Saturday, December 13, 2014

Clark Family Hijinx 2014

Dear Everyone,

The Chinese offer these important words: “May you be born in a time of transition.” You’re left to decide if it’s a blessing or a curse. Whichever, that’s squarely where we are at present—in transition, closing and opening doors.

After 41 years in education, Cliff retired in June. In terms of teaching and administrating, he left no stone unturned. Finally he’s free to travel every season and is never happier than when he’s got a suitcase in hand and a stretch of open highway ahead. He visited friends and former colleagues in NC in August. He learned to fly fish in CO in September. He traveled across AK in October for the trip of his life, visiting far-flung fishing villages, watching nearly 100 salmon swim idly down a roadside stream, and sailing across glacial bays filled sea lions. After Christmas, he’ll take off again. He’s worked brilliantly for a long time to have this chance. We’re repeatedly asked how we’re doing together 24/7, and I explain real estate’s LOCATION, LOCATION, LOCATION mantra applies. All couples continuously navigate relationships with vague borders, invisible fault lines, shifting sands. Distance is never the issue. Space is. We’re simply finding North on a new map.
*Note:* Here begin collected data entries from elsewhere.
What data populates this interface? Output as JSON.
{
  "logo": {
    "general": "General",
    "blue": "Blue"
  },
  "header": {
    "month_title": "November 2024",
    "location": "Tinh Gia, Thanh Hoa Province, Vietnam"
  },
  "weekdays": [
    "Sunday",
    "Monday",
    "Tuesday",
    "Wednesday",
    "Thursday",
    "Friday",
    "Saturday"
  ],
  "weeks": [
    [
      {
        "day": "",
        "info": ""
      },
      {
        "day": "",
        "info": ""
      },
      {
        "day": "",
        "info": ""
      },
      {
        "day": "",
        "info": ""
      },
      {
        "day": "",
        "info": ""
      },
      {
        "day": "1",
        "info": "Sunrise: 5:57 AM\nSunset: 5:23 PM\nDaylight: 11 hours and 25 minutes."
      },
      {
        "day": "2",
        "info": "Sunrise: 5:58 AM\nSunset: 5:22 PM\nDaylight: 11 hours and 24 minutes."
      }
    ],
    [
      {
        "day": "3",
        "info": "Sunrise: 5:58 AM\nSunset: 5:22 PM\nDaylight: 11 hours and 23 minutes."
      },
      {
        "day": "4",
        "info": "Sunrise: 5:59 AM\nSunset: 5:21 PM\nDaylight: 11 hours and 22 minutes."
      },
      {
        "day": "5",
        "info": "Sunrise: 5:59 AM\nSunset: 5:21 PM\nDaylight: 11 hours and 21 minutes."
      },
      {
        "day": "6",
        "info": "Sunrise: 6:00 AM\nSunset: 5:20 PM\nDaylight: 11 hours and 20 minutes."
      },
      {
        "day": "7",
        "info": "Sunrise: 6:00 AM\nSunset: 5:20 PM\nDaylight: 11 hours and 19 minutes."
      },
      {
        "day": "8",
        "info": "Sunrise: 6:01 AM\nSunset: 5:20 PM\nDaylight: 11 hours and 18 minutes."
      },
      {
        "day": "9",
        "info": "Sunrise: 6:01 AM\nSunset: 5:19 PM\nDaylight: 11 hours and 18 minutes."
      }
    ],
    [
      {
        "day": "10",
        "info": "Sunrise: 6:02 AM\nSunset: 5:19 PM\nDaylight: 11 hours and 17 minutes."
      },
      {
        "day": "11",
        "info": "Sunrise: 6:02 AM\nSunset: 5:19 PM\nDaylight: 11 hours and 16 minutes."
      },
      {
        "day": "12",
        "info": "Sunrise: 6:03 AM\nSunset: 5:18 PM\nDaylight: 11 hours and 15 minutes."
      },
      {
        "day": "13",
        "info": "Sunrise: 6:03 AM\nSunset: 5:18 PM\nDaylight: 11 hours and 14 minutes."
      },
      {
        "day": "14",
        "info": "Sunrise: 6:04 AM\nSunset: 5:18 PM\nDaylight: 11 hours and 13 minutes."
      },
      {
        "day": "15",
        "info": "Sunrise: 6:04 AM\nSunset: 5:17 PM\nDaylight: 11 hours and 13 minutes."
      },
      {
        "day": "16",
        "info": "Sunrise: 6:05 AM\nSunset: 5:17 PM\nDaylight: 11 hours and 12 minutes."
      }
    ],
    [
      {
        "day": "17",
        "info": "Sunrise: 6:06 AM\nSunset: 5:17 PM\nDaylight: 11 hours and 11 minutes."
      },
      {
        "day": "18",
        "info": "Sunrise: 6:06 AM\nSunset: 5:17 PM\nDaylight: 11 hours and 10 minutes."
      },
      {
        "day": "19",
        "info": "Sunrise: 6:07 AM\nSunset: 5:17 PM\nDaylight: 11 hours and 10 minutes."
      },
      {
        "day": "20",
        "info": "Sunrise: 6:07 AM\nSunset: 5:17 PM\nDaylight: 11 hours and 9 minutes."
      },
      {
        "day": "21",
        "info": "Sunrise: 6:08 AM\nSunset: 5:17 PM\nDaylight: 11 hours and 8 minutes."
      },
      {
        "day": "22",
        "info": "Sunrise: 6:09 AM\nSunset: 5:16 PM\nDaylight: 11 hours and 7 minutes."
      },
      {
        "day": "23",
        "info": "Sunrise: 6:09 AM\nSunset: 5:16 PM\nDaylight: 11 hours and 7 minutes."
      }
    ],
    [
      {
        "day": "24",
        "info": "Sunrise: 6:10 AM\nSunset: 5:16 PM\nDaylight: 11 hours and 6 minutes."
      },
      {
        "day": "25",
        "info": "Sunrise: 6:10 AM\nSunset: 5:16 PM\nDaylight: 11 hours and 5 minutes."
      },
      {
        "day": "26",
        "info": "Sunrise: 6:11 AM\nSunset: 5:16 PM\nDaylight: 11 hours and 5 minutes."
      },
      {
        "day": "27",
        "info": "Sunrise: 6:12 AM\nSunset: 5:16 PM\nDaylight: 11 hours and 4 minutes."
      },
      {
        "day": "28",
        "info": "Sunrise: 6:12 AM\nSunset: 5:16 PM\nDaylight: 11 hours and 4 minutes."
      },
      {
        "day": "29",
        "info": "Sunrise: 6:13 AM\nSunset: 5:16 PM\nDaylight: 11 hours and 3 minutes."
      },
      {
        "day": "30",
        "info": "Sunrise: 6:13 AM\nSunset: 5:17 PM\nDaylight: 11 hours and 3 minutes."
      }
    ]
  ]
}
For reasons unknown to science, I’ve had another amnesia episode. Frighteningly, this time I drove a car and went on about my life for several hours before realizing I wasn’t myself. I describe it as Alice falling down the rabbit hole, an apt simile for a children’s author, inside my own head. I continue to write and will study with celebrated author Jane Yolen at her MA farmhouse in March. Countless thanks to those of you who read my erratic but well-intentioned blog “For All I Can Tell.” I appreciate each comment you leave. A writer is nothing without readers.

Maggie races through her senior year. In the fall play, a British farce, she was a woman disguised as her dead brother but returned to her female self by the end. (Is that range or what?) She’ll apply to colleges from Ohio to the Pacific NW. Her senior speech was “The 5 Things You Don’t Know about Adoption,” delivered to an auditorium of 400 deeply attentive people. I cried silently through it. While I know her story, I’d never heard her tell how she began life on a doorstep in China. So this is the perfect picture for our card. Standing in that doorway, she is uniquely herself: beautiful, bright, and brave. She’s spent 18 years getting to that door, supported by the devotion and faith and love from people on opposite sides of the world. Now she will step through alone. On her own merit. Recently she bought herself a necklace engraved with “Be Calm. Be Strong. Be Grateful.” Too Oprah for Cliff, he muttered, “Be careful.”

Good advice whenever you find yourself at a new door.